Lectures are not everything
The lectures are designed to give you a solid understanding of the concepts of computer graphics, but they do not cover everything you need to know to complete the assignments. For example, I will not be talking about the specifics of the OpenGL API or the libraries for the UI, so you will need to find them out by yourself. Otherwise, you will see me reading out "glBindVertexBuffers(GLuint first, GLsizei count,...)" etc., which is painful to watch, isn't it? The best way to learn these things is to actually implement them yourself in the assignments. In addition, we intentionally omit some technical details in the lectures in order to have you learn the important fundamental ideas in a limited time. If you want to understand in more detail, we recommend asking questions or looking at the additional resources.

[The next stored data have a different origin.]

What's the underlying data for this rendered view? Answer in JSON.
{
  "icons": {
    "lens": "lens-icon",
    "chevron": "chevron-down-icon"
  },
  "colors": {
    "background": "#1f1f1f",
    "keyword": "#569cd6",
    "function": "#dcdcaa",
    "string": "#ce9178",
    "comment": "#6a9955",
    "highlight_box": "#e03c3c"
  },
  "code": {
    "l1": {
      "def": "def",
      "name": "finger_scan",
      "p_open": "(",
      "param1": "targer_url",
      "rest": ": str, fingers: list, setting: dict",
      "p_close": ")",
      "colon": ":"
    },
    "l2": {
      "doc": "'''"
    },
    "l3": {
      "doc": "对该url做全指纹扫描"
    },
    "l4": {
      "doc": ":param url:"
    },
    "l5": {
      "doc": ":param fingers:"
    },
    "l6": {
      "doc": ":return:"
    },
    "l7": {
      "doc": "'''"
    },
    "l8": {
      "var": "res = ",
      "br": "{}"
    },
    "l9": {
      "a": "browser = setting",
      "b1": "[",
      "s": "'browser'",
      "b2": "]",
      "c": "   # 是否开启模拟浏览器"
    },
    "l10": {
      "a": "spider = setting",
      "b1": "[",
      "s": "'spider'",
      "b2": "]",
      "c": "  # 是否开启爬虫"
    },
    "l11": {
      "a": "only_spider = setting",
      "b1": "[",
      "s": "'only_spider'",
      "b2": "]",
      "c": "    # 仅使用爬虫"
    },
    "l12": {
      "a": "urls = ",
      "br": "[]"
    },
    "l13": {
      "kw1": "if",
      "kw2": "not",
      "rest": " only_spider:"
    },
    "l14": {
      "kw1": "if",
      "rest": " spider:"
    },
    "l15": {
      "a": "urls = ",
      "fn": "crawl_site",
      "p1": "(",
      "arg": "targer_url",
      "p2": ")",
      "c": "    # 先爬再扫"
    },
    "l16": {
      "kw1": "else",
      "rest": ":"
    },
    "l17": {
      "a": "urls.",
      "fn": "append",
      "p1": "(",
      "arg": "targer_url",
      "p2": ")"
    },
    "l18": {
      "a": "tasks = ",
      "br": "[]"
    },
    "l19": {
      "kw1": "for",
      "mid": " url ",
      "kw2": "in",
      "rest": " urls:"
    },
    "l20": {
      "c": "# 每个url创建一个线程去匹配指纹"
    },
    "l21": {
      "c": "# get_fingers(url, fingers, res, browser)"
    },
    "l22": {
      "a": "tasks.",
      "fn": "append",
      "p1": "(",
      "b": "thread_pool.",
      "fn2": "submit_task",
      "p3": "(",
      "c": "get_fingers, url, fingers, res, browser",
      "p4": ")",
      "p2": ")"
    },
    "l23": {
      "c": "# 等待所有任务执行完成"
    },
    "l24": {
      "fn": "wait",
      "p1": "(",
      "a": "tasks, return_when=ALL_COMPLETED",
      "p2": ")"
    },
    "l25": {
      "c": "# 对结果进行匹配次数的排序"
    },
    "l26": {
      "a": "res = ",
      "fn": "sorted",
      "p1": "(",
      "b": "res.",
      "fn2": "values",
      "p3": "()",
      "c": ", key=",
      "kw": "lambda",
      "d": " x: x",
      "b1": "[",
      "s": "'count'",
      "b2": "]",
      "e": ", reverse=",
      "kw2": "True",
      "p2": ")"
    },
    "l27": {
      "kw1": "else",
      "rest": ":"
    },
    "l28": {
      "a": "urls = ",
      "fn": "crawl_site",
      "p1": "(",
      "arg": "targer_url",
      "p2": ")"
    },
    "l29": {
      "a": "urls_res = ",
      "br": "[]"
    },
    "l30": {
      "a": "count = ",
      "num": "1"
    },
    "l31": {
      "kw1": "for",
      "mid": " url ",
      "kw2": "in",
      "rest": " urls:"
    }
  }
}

While there is no hard requirement, generally speaking, we except students to be comfortable with probability, linear algebra, and calculus. Since this course involves quite a bit of coding tasks, you are also expected to be somewhat comfortable with algorithms and data structures, coding environment, debugging, and trouble-shooting in programming (especially in C++). You will need to have access to a coding environment (e.g., PC or laptop that can run the provided code and VirtualBox).
Marking scheme
Students are evaluated based on the coding assignments. Your score relies on the successful completion of the programming tasks as described in each assignment. Each assignment contributes toward the final score as
  • A0: 0%
  • A1: 15%
  • A2: 15%
  • A3: 15%
  • A4: 15%
  • Project proposal: 10%
  • Project: 30%
For the Fall 2021 term, we have no midterm and final exam. Students should contact the TAs about concerns with respect to the marking within one weeks of the date it was first returned to the students. If the issues cannot be resolved between the TA and the student, the TA will inform the instructor, who will make the final decision.
Group work
Group work is not allowed in this course. However, discussions among students are encouraged. A good rule of thumb is that you should fully understand what you are doing and you submit the code that was written only by you.
Late submissions
Late submissions will be penalized by 10 percent per day and will not be accepted three days after the deadline. For example, if you missed your deadline by one minute, you will receive 10 percent penalty from your marks. If your submission is one day and one minute late, it will be treated as 2-days late. No late submission after 3 days from the deadline will be accepted and you will receive zero marks for the corresponding. Assignments whose marking require any corrective action from the course staff to address student's submission mistakes (e.g., missing files, files with incorrect names and/or permissions, problems with makefiles etc.) will be treated as 3-days late (i.e., 30 percent penalty). Read the instructions carefully to avoid losing any point!
Extensions, Solutions, and Absences
We do not extend deadlines under normal circumstances. Please consult with the instructor if you believe that your situation should be treated as a special case. We will not provide source code solutions for assignments. It's your responsibility to make sure that your code runs correctly. The deadlines for assignments are posted below. If you have planned absences, start work early to avoid missing deadlines.